In questa “lettura” Samuele Schirru riflette sulla tensione fra modalità epiche, storiche e romanzesche in Notre-Dame de Paris di Victor Hugo, mettendo in luce la prospettiva mitografica che l’autore adotta per narrare la nascita dell’epoca moderna.

Victor Hugo affronta in Notre-Dame de Paris il romanzo storico in modo apparentemente tradizionale, radicando le vicende dei suoi personaggi nel contesto designato grazie a ricerche d’archivio e ad un tentativo di ricostruzione minuziosa della città di Parigi, descrivendone edifici, abitanti e costumi. A questa dimensione storiografica apparentemente antiquaria, nella connotazione data a questo termine da Friedrich Nietzsche, è però affiancata una lettura della storia che va oltre il mero resoconto dei fatti, che mira ad interrogare gli avvenimenti sul loro significato per il presente, in particolare per i lettori degli anni Trenta dell’Ottocento. Il 1482, anno identificato come punto di transizione fra Medioevo ed Età moderna in Francia, viene letto in una prospettiva mitografica che mira a identificarne gli elementi fondativi per il presente dell’autore e dei suoi primi lettori.
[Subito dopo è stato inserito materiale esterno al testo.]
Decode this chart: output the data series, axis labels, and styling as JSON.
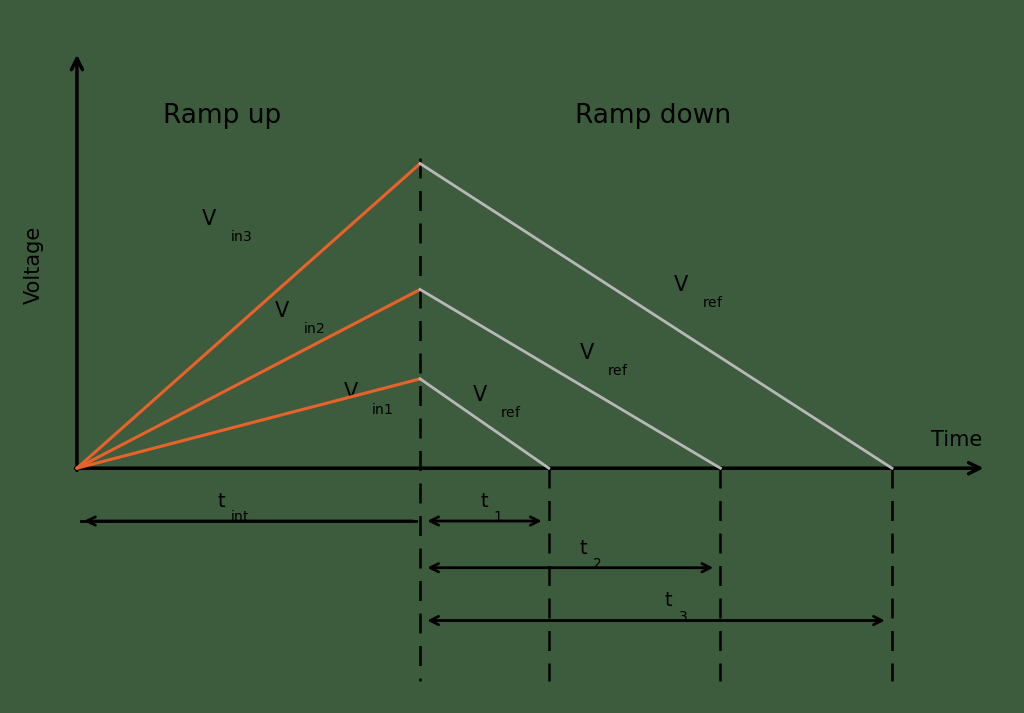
{
  "background_color": "#3d5c3e",
  "orange_color": "#e8622a",
  "gray_color": "#b8b8b8",
  "black": "#000000",
  "t_int": 4.0,
  "t1_end": 5.5,
  "t2_end": 7.5,
  "t3_end": 9.5,
  "v_in1_slope": 0.22,
  "v_in2_slope": 0.44,
  "v_in3_slope": 0.75,
  "xlim": [
    -0.3,
    10.8
  ],
  "ylim": [
    -2.2,
    4.4
  ],
  "plot_xlim": [
    -0.3,
    10.8
  ],
  "plot_ylim": [
    -2.2,
    4.4
  ],
  "figsize": [
    10.24,
    7.13
  ],
  "ramp_up_label": "Ramp up",
  "ramp_down_label": "Ramp down",
  "voltage_label": "Voltage",
  "time_label": "Time"
}
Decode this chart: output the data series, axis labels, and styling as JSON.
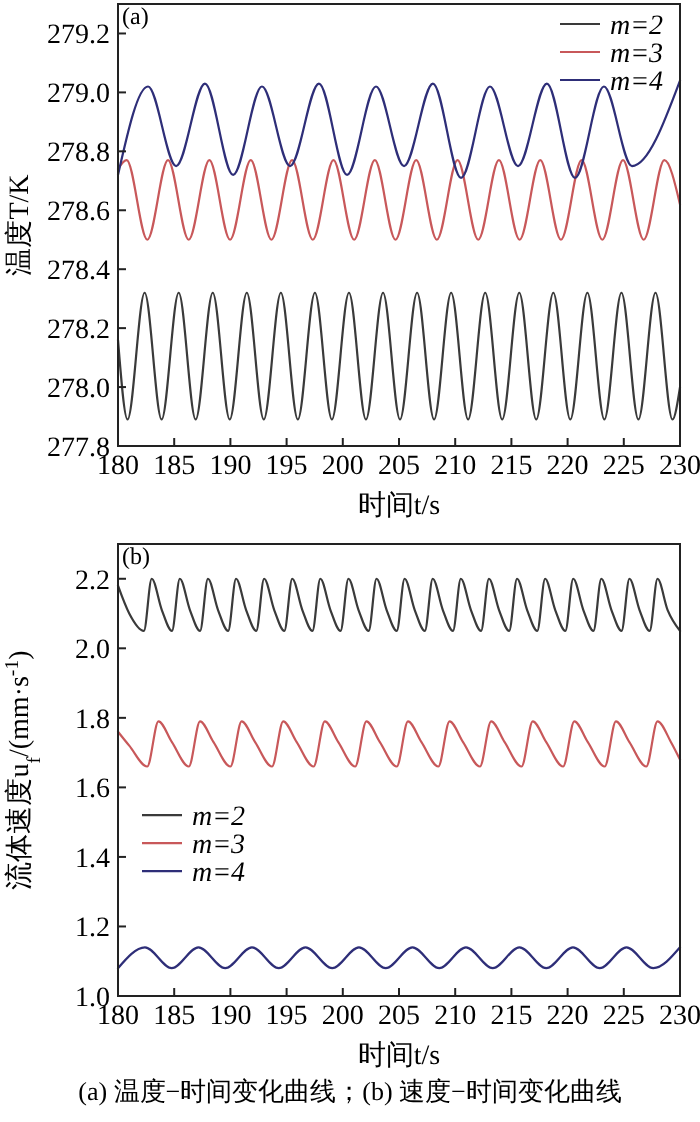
{
  "chart_data": [
    {
      "type": "line",
      "xlabel": "时间t/s",
      "ylabel": "温度T/K",
      "xlim": [
        180,
        230
      ],
      "xticks": [
        180,
        185,
        190,
        195,
        200,
        205,
        210,
        215,
        220,
        225,
        230
      ],
      "ylim": [
        277.8,
        279.3
      ],
      "yticks": [
        277.8,
        {
          "value": 278,
          "label": "278.0"
        },
        278.2,
        278.4,
        278.6,
        278.8,
        {
          "value": 279,
          "label": "279.0"
        },
        279.2
      ],
      "legend": "top right",
      "annotations": [
        "(a)"
      ],
      "series": [
        {
          "name": "m=2",
          "color": "#3a3a3a",
          "x": [
            180,
            180.85,
            182.37,
            183.88,
            185.4,
            186.91,
            188.43,
            189.94,
            191.46,
            192.97,
            194.49,
            196,
            197.52,
            199.03,
            200.55,
            202.06,
            203.58,
            205.09,
            206.61,
            208.12,
            209.64,
            211.15,
            212.67,
            214.18,
            215.7,
            217.21,
            218.73,
            220.24,
            221.76,
            223.27,
            224.79,
            226.3,
            227.82,
            229.33,
            230
          ],
          "values": [
            278.16,
            277.89,
            278.32,
            277.89,
            278.32,
            277.89,
            278.32,
            277.89,
            278.32,
            277.89,
            278.32,
            277.89,
            278.32,
            277.89,
            278.32,
            277.89,
            278.32,
            277.89,
            278.32,
            277.89,
            278.32,
            277.89,
            278.32,
            277.89,
            278.32,
            277.89,
            278.32,
            277.89,
            278.32,
            277.89,
            278.32,
            277.89,
            278.32,
            277.89,
            278
          ]
        },
        {
          "name": "m=3",
          "color": "#c8585a",
          "x": [
            180,
            180.77,
            182.61,
            184.45,
            186.29,
            188.13,
            189.97,
            191.81,
            193.65,
            195.49,
            197.33,
            199.17,
            201.01,
            202.85,
            204.69,
            206.53,
            208.37,
            210.21,
            212.05,
            213.89,
            215.73,
            217.57,
            219.41,
            221.25,
            223.09,
            224.93,
            226.77,
            228.61,
            230
          ],
          "values": [
            278.74,
            278.77,
            278.5,
            278.77,
            278.5,
            278.77,
            278.5,
            278.77,
            278.5,
            278.77,
            278.5,
            278.77,
            278.5,
            278.77,
            278.5,
            278.77,
            278.5,
            278.77,
            278.5,
            278.77,
            278.5,
            278.77,
            278.5,
            278.77,
            278.5,
            278.77,
            278.5,
            278.77,
            278.62
          ]
        },
        {
          "name": "m=4",
          "color": "#2e2e78",
          "x": [
            180,
            182.67,
            185.17,
            187.74,
            190.24,
            192.81,
            195.31,
            197.88,
            200.38,
            202.95,
            205.45,
            208.02,
            210.52,
            213.09,
            215.59,
            218.16,
            220.66,
            223.23,
            225.73,
            230
          ],
          "values": [
            278.72,
            279.02,
            278.75,
            279.03,
            278.72,
            279.02,
            278.75,
            279.03,
            278.72,
            279.02,
            278.75,
            279.03,
            278.71,
            279.02,
            278.75,
            279.03,
            278.71,
            279.02,
            278.75,
            279.04
          ]
        }
      ]
    },
    {
      "type": "line",
      "xlabel": "时间t/s",
      "ylabel": "流体速度u$_{f}$/(mm·s$^{-1}$)",
      "xlim": [
        180,
        230
      ],
      "xticks": [
        180,
        185,
        190,
        195,
        200,
        205,
        210,
        215,
        220,
        225,
        230
      ],
      "ylim": [
        1,
        2.3
      ],
      "yticks": [
        {
          "value": 1,
          "label": "1.0"
        },
        1.2,
        1.4,
        1.6,
        1.8,
        {
          "value": 2,
          "label": "2.0"
        },
        2.2
      ],
      "legend": "left",
      "annotations": [
        "(b)",
        "(a) 温度−时间变化曲线；(b) 速度−时间变化曲线"
      ],
      "series": [
        {
          "name": "m=2",
          "color": "#3a3a3a",
          "x": [
            180,
            181,
            182.3,
            183,
            183.9,
            184.8,
            185.5,
            186.4,
            187.3,
            188,
            188.9,
            189.8,
            190.5,
            191.4,
            192.3,
            193,
            193.9,
            194.8,
            195.5,
            196.4,
            197.3,
            198,
            198.9,
            199.8,
            200.5,
            201.4,
            202.3,
            203,
            203.9,
            204.8,
            205.5,
            206.4,
            207.3,
            208,
            208.9,
            209.8,
            210.5,
            211.4,
            212.3,
            213,
            213.9,
            214.8,
            215.5,
            216.4,
            217.3,
            218,
            218.9,
            219.8,
            220.5,
            221.4,
            222.3,
            223,
            223.9,
            224.8,
            225.5,
            226.4,
            227.3,
            228,
            228.9,
            230
          ],
          "values": [
            2.18,
            2.1,
            2.05,
            2.2,
            2.11,
            2.05,
            2.2,
            2.11,
            2.05,
            2.2,
            2.11,
            2.05,
            2.2,
            2.11,
            2.05,
            2.2,
            2.11,
            2.05,
            2.2,
            2.11,
            2.05,
            2.2,
            2.11,
            2.05,
            2.2,
            2.11,
            2.05,
            2.2,
            2.11,
            2.05,
            2.2,
            2.11,
            2.05,
            2.2,
            2.11,
            2.05,
            2.2,
            2.11,
            2.05,
            2.2,
            2.11,
            2.05,
            2.2,
            2.11,
            2.05,
            2.2,
            2.11,
            2.05,
            2.2,
            2.11,
            2.05,
            2.2,
            2.11,
            2.05,
            2.2,
            2.11,
            2.05,
            2.2,
            2.11,
            2.05
          ]
        },
        {
          "name": "m=3",
          "color": "#c8585a",
          "x": [
            180,
            181,
            182.6,
            183.6,
            184.8,
            186.3,
            187.3,
            188.5,
            190,
            191,
            192.2,
            193.7,
            194.7,
            195.9,
            197.4,
            198.4,
            199.6,
            201.1,
            202.1,
            203.3,
            204.8,
            205.8,
            207,
            208.5,
            209.5,
            210.7,
            212.2,
            213.2,
            214.4,
            215.9,
            216.9,
            218.1,
            219.6,
            220.6,
            221.8,
            223.3,
            224.3,
            225.5,
            227,
            228,
            229.2,
            230
          ],
          "values": [
            1.76,
            1.72,
            1.66,
            1.79,
            1.73,
            1.66,
            1.79,
            1.73,
            1.66,
            1.79,
            1.73,
            1.66,
            1.79,
            1.73,
            1.66,
            1.79,
            1.73,
            1.66,
            1.79,
            1.73,
            1.66,
            1.79,
            1.73,
            1.66,
            1.79,
            1.73,
            1.66,
            1.79,
            1.73,
            1.66,
            1.79,
            1.73,
            1.66,
            1.79,
            1.73,
            1.66,
            1.79,
            1.73,
            1.66,
            1.79,
            1.73,
            1.68
          ]
        },
        {
          "name": "m=4",
          "color": "#2e2e78",
          "x": [
            180,
            182.4,
            184.78,
            187.16,
            189.54,
            191.92,
            194.3,
            196.68,
            199.06,
            201.44,
            203.82,
            206.2,
            208.58,
            210.96,
            213.34,
            215.72,
            218.1,
            220.48,
            222.86,
            225.24,
            227.62,
            230
          ],
          "values": [
            1.08,
            1.14,
            1.08,
            1.14,
            1.08,
            1.14,
            1.08,
            1.14,
            1.08,
            1.14,
            1.08,
            1.14,
            1.08,
            1.14,
            1.08,
            1.14,
            1.08,
            1.14,
            1.08,
            1.14,
            1.08,
            1.14
          ]
        }
      ]
    }
  ]
}
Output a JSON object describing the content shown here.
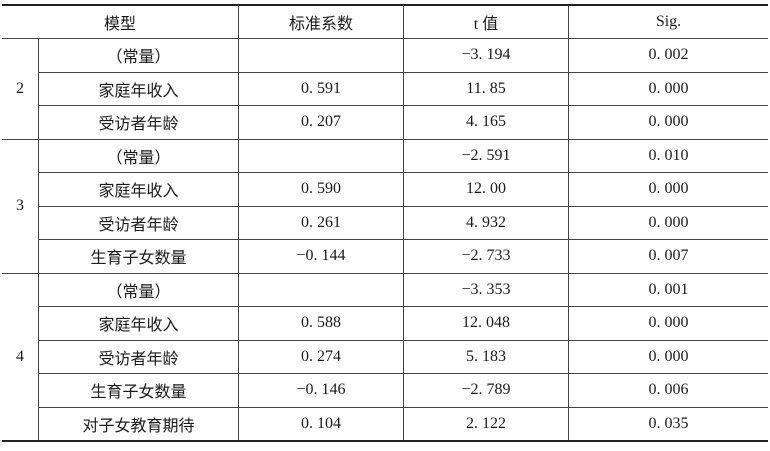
{
  "header": [
    "模型",
    "标准系数",
    "t 值",
    "Sig."
  ],
  "groups": [
    {
      "model": "2",
      "rows": [
        {
          "var": "（常量）",
          "beta": "",
          "t": "−3. 194",
          "sig": "0. 002"
        },
        {
          "var": "家庭年收入",
          "beta": "0. 591",
          "t": "11. 85",
          "sig": "0. 000"
        },
        {
          "var": "受访者年龄",
          "beta": "0. 207",
          "t": "4. 165",
          "sig": "0. 000"
        }
      ]
    },
    {
      "model": "3",
      "rows": [
        {
          "var": "（常量）",
          "beta": "",
          "t": "−2. 591",
          "sig": "0. 010"
        },
        {
          "var": "家庭年收入",
          "beta": "0. 590",
          "t": "12. 00",
          "sig": "0. 000"
        },
        {
          "var": "受访者年龄",
          "beta": "0. 261",
          "t": "4. 932",
          "sig": "0. 000"
        },
        {
          "var": "生育子女数量",
          "beta": "−0. 144",
          "t": "−2. 733",
          "sig": "0. 007"
        }
      ]
    },
    {
      "model": "4",
      "rows": [
        {
          "var": "（常量）",
          "beta": "",
          "t": "−3. 353",
          "sig": "0. 001"
        },
        {
          "var": "家庭年收入",
          "beta": "0. 588",
          "t": "12. 048",
          "sig": "0. 000"
        },
        {
          "var": "受访者年龄",
          "beta": "0. 274",
          "t": "5. 183",
          "sig": "0. 000"
        },
        {
          "var": "生育子女数量",
          "beta": "−0. 146",
          "t": "−2. 789",
          "sig": "0. 006"
        },
        {
          "var": "对子女教育期待",
          "beta": "0. 104",
          "t": "2. 122",
          "sig": "0. 035"
        }
      ]
    }
  ]
}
Questo saggio si propone di mettere in luce le principali direttrici di questo processo, delineato nel romanzo attraverso le persistenti metafore architettoniche, che identificano nella storia un processo di creazione attraverso la costruzione continua su fondamenta preesistenti, che possono essere alternativamente distrutte, ricostruite o coperte da nuovi edifici, con particolare attenzione alla riflessione di Hugo sul ruolo della nascita della stampa nella creazione della concezione moderna della storia.